The non-fiction room is not organized by author, and I have made the conclusion that Newtown does not read much non-fiction. The biography/authbiography table was small; history (American/military/politics) was limited, although I did get several copies of Anthony Swofford’s Jarhead and Robert Kurson’s Shadow Divers. Luckily, some volunteer misplaced (or maybe correctly placed?) copies five of Tim O’Brien’s The Things They Carried on the table labeled “War”. I grabbed those so enthusiastically, I frightened a book dealer who was pouring through a pile of WWII books. All in all, the non-fiction choices, while excellent, were not as numerous as those choices in the fiction room.

In contrast, the tables for children’s literature were overflowing almost to the point of breaking. Boxes under the tables were also filled with texts. Volunteers kept refreshing the tables with books, and some of volunteers were savvy enough to keep book series titles together. The most heartening sight were the many parents and their children making selections together; one girl had a stack so high that she could hardly see around them. Seeing all the children’s books (picture books, learn to read books, series, etc)  available would lead the cultural anthropologist to conclude that reading starts early in Newtown….and continues in the many book clubs that are culturally thriving in this part of the state.

I just returned from the book sale at Stockbridge, Massachusetts, where one can combine a morning of book hunting with an afternoon of theater and dining in the Berkshires….a cultural summer playground!

The Stockbridge Library host its annual three-day book sale, a tradition under the tent, on the front lawn of the Library in July on Main Street in Stockbridge, MA. The parking is tight (although we were lucky to find a spot right on Main Street), and the traffic to and from the library slowed to a crawl with a mix of summer visitors and locals.

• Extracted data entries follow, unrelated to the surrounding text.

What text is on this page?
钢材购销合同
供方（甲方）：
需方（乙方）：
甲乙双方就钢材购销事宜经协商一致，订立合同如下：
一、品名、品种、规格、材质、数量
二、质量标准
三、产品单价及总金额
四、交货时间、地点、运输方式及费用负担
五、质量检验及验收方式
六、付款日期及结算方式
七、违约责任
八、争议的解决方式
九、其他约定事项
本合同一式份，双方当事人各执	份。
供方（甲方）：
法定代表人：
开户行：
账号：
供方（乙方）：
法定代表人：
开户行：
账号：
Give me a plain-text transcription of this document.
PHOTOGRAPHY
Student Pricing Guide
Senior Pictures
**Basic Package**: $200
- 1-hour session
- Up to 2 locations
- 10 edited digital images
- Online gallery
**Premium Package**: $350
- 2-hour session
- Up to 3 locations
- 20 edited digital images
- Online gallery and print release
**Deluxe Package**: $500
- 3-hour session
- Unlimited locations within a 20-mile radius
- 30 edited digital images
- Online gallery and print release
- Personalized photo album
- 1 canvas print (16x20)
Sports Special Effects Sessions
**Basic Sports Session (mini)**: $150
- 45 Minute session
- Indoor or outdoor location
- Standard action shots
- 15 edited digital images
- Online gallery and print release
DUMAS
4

The sale is clearly visible with large tents and a dozen or so tables. The books are well organized into clearly labeled boxes; genres are clearly labeled above the tables with signs. The only complaint I have on this particular sale is limited to the stacks of boxes under the tables that should have been unloaded and boxes on the tables continuously refilled. Many patrons were forced to crouch to see what books were hidden, and there were boxes on top of each other which made for some serious gymnastics. I was impressed by the nimble young mother who was able to negotiate the boxes underneath while carrying an infant strapped to her chest! The checkout system, however, was superb. Book prices are penciled in on the first page of each book, and prices range from $0.5 to $3.00.  The volunteers had prepared forms to record the tally of book prices. We spent a total of $143.00 and purchased 82 books.

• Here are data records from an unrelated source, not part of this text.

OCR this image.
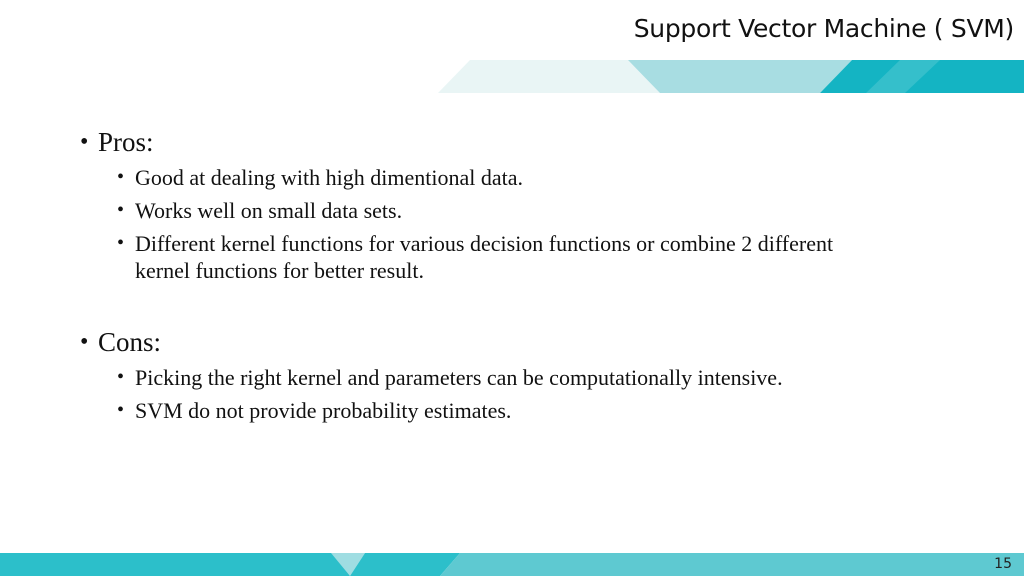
Support Vector Machine ( SVM)
• Pros:
• Good at dealing with high dimentional data.
• Works well on small data sets.
• Different kernel functions for various decision functions or combine 2 different kernel functions for better result.
• Cons:
• Picking the right kernel and parameters can be computationally intensive.
• SVM do not provide probability estimates.
15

Before attending the sale, the junior teacher and I agreed that we did not need any additional copies of Cold Mountain or Snow Falling on Cedars…we left several of these on the table. She was looking specifically for Prep by Curtis Sittenfield, a coming of age novel that she used with some success in the Coming of Age unit. She found five copies-one a hardcover-and also copies of:
Core Texts

The Road
by Cormac McCarthy
Catcher in the Rye by JD Salinger
Literature circle books

The Color Purple
by Alice Walker
Middlesex by Jeffrey Eugenides
The Secret Life of Bees by Sue Monk Kidd
The Killer Angels by Michael Shaara
Nickled and Dimed by Barbara Ehrenreich
Summer reading

The Memory Keeper’s Daughter by Kim Edwards

The “find” of the afternoon was a copy of Oliver Sacks The Man Who Mistook His Wife for a Hat. The psychology teacher has been looking for extra copies.

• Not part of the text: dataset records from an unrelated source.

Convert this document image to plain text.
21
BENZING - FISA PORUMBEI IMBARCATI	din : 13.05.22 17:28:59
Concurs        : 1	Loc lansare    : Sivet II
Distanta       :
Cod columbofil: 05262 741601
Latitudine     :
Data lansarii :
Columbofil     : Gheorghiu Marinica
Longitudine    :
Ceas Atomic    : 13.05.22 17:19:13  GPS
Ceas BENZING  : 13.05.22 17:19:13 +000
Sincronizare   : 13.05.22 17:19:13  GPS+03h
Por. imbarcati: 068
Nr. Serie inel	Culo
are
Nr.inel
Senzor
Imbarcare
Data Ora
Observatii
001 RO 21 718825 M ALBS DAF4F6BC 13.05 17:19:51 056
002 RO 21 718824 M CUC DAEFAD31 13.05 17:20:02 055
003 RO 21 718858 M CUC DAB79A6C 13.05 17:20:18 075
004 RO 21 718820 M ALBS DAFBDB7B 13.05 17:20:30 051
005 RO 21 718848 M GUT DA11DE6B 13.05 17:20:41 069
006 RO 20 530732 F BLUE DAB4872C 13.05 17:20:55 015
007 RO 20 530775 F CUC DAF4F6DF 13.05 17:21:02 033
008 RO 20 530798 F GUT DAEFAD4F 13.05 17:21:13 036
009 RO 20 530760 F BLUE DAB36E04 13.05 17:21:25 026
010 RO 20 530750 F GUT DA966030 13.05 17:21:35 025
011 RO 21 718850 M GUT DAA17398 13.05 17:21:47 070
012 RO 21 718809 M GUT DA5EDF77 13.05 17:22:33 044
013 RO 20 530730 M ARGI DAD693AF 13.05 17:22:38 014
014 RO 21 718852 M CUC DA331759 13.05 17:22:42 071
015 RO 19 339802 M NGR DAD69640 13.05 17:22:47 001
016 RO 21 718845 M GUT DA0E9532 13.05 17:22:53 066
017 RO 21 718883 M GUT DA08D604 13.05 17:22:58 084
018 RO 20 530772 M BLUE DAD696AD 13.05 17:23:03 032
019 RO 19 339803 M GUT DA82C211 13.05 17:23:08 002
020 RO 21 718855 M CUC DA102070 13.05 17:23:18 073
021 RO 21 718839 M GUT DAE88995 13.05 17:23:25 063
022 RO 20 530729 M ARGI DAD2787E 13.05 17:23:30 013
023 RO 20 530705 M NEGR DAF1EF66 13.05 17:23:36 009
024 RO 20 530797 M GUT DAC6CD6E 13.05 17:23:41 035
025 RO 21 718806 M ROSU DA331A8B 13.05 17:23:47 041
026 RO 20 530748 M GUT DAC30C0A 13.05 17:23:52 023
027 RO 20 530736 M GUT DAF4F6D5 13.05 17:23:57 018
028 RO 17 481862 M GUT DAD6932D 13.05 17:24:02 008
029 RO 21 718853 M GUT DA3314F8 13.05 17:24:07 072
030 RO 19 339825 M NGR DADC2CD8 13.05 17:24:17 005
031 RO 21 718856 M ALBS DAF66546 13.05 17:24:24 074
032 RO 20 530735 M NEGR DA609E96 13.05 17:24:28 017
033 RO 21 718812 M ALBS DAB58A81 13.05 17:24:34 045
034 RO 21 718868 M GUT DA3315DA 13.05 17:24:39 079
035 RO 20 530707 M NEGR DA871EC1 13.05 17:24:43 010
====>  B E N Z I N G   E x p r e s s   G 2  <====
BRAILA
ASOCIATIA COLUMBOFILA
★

After the sale, we traveled to Shakespeare and Company in Lenox to see Two Gentleman of Verona in the Bernstein Theatre. There is not a bad seat in this small theatre, and the production was clever with modern twists and very lively. Books and paraphrased Shakespeare…..”Then to book sales let us sing, finding books is excelling”….a wonderful summer vacation day for two English Teachers.